GBHMMM (Geo-level Bayesian Hierarchical Media Mix Modeling) | An advanced Bayesian MMM model using regional data | Adds a hierarchical (multi-level) structure: estimates allow sharing information across regions (geos).
R&F (Reach and Frequency) | Unique users exposed and how often they're exposed | Reach = number of unique people seeing an ad. Frequency = how many times they see it.
Adstock | Models how advertising effect decays over time | Like exponential decay: impact of an ad drops off after the user first sees it.
Hill Function | Models diminishing returns from ad exposure | A smooth "S" curve showing that the more ads you show, the less extra impact you get per additional ad.
Carryover Effect | The delayed impact of an ad on behavior | Ads don’t always cause immediate purchases; their effects "carry over" into the future.
ROAS (Return on Ad Spend) | The amount of sales generated per unit of ad spend | Measures advertising effectiveness: higher ROAS = better spend.
mROAS (Marginal ROAS) | Additional revenue generated by a small extra investment | Tells you if spending slightly more money would still be efficient.
Posterior Sampling | Sampling from the distribution of model parameters after fitting | Bayesian estimation produces not just point estimates, but distributions.

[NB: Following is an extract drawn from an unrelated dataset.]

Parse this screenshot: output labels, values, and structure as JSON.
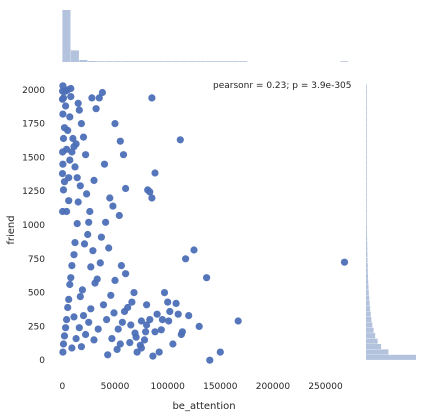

Hierarchical Model | Model where parameters vary across groups but are connected | Each geo (region) has its own parameters, but they are informed by a global average too.
ZTP (Zero Truncated Poisson) | Poisson distribution with no zeros allowed | Models counts (like number of ad views) but ensures at least one view happens.
Optimal Frequency | The best average number of ad exposures to maximize ROAS | Find the "sweet spot" between showing too few and too many ads.
Simulation Study | Artificial data creation to test models | Here: simulate user-level ad exposure and sales to validate the model.